My husband
has a sweet relationship with his mother.
She’s now 91 and he visits her many times each week, manages her
finances, and attends her medical care conferences. Apparently they’ve always
been close. When he started kindergarten, he preferred her company to the folks
at school. He tells me he stayed home
more days than anyone in his class.
My own
relationship to my mother was complicated; I didn’t much like my mom because of
her sharp tongue, critical nature, and mercurial temper. She seemed
self-absorbed and childish to me, even when I was a teen. My dad provided a
buffer between us, until he died when I was 16.

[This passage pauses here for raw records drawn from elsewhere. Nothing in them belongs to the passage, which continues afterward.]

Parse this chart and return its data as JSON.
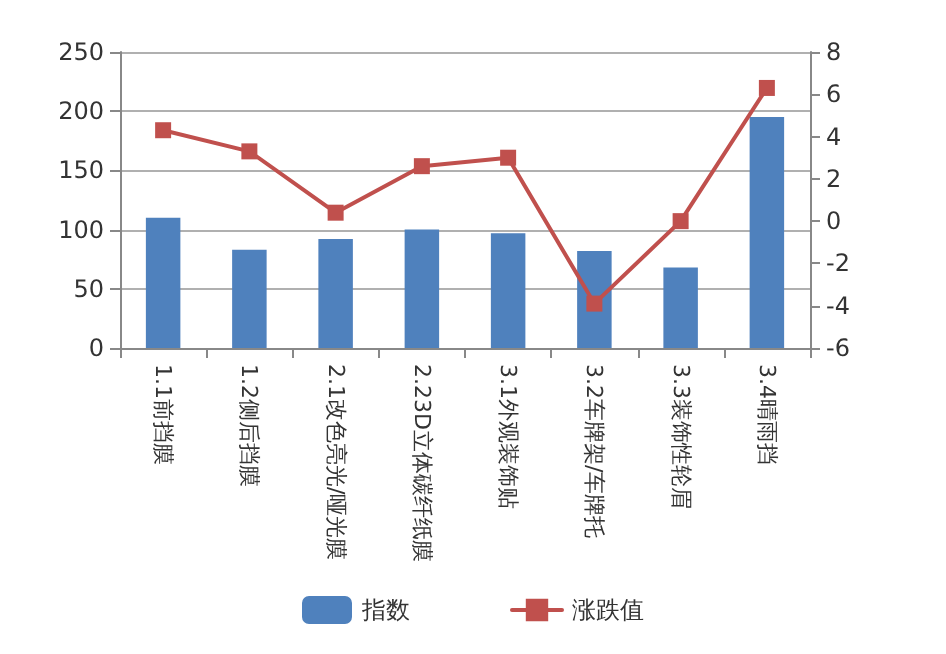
{
  "chart_data": {
    "type": "bar",
    "categories": [
      "1.1前挡膜",
      "1.2侧后挡膜",
      "2.1改色亮光/哑光膜",
      "2.23D立体碳纤纸膜",
      "3.1外观装饰贴",
      "3.2车牌架/车牌托",
      "3.3装饰性轮眉",
      "3.4晴雨挡"
    ],
    "series": [
      {
        "name": "指数",
        "color": "#4f81bd",
        "values": [
          110,
          83,
          92,
          100,
          97,
          82,
          68,
          195
        ]
      },
      {
        "name": "涨跌值",
        "type": "line",
        "axis": "y2",
        "color": "#c0504d",
        "values": [
          4.3,
          3.3,
          0.4,
          2.6,
          3.0,
          -3.9,
          0.0,
          6.3
        ]
      }
    ],
    "ylim": [
      0,
      250
    ],
    "yticks": [
      0,
      50,
      100,
      150,
      200,
      250
    ],
    "y2lim": [
      -6,
      8
    ],
    "y2ticks": [
      -6,
      -4,
      -2,
      0,
      2,
      4,
      6,
      8
    ],
    "grid": "y",
    "legend": "bottom",
    "marker": "square",
    "line_style": "solid"
  }
}
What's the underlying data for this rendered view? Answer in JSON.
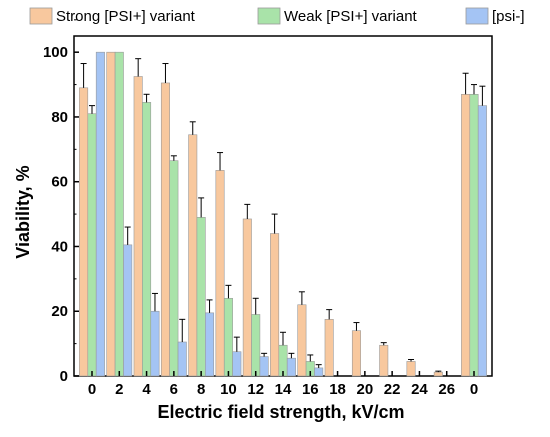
{
  "chart_data": {
    "type": "bar",
    "xlabel": "Electric field strength, kV/cm",
    "ylabel": "Viability, %",
    "ylim": [
      0,
      105
    ],
    "yticks": [
      0,
      20,
      40,
      60,
      80,
      100
    ],
    "categories": [
      "0",
      "2",
      "4",
      "6",
      "8",
      "10",
      "12",
      "14",
      "16",
      "18",
      "20",
      "22",
      "24",
      "26",
      "0"
    ],
    "legend_placement": "top",
    "series": [
      {
        "name": "Strong [PSI+] variant",
        "color": "#f8c89e",
        "values": [
          89,
          100,
          92.5,
          90.5,
          74.5,
          63.5,
          48.5,
          44,
          22,
          17.5,
          14,
          9.5,
          4.5,
          1.2,
          87
        ],
        "errors": [
          7.5,
          0,
          5.5,
          6,
          4,
          5.5,
          4.5,
          6,
          4,
          3,
          2.5,
          0.8,
          0.6,
          0.3,
          6.5
        ]
      },
      {
        "name": "Weak [PSI+] variant",
        "color": "#a9e3a9",
        "values": [
          81,
          100,
          84.5,
          66.5,
          49,
          24,
          19,
          9.5,
          4.5,
          0,
          0,
          0,
          0,
          0,
          87
        ],
        "errors": [
          2.5,
          0,
          2.5,
          1.5,
          6,
          4,
          5,
          4,
          2,
          0,
          0,
          0,
          0,
          0,
          3
        ]
      },
      {
        "name": "[psi-]",
        "color": "#a4c4f4",
        "values": [
          100,
          40.5,
          20,
          10.5,
          19.5,
          7.5,
          6,
          5.5,
          2.5,
          0,
          0,
          0,
          0,
          0,
          83.5
        ],
        "errors": [
          0,
          5.5,
          5.5,
          7,
          4,
          4.5,
          1,
          1.5,
          1,
          0,
          0,
          0,
          0,
          0,
          6
        ]
      }
    ]
  }
}
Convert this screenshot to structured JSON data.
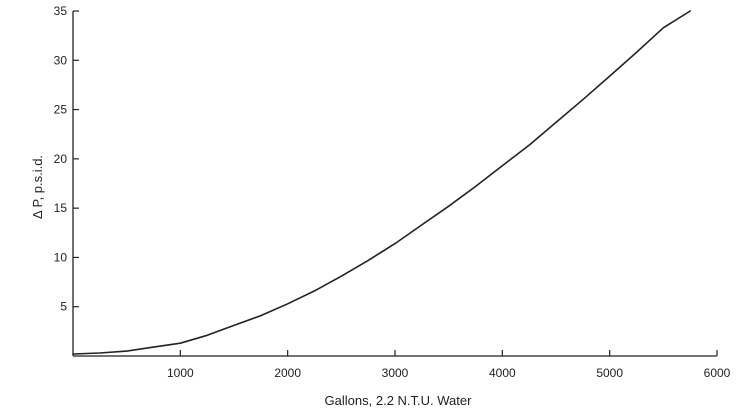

Then I reluctantly took his place as Mom’s bridge partner and confidante. I came home every holiday and my mother
supported my ongoing education by supplementing my graduate student stipend and
writing checks on my birthday and Christmas.
Despite her generosity, I
often felt judged and so hid my inner life from her. My mother was a
strong-willed, tiny woman who smoked herself to death. Although I was physically present when she
died, I wasn’t yet sober, so on a spiritual and emotional level, I was pretty distant.
While I was
able to quit smoking when I was 27, I’ve spent the last 30 years unable to lose
weight because I’ve equated being tiny with being mean and critical. However, I’ve
come into a new phase with my mother by focusing on the best traits we shared:
we’re both organized, energetic, opinionated, independent, good with money, and
love solitude. Today I’m much more
accepting of my mother for what she was capable of and can discern all the ways
she loved me without saying so outright.
And in the
process, I’ve shed 27 pounds. While I’m
not as tiny as she is—yet--I’m no longer afraid of becoming her if I look like
her. And that seems to have made all the difference.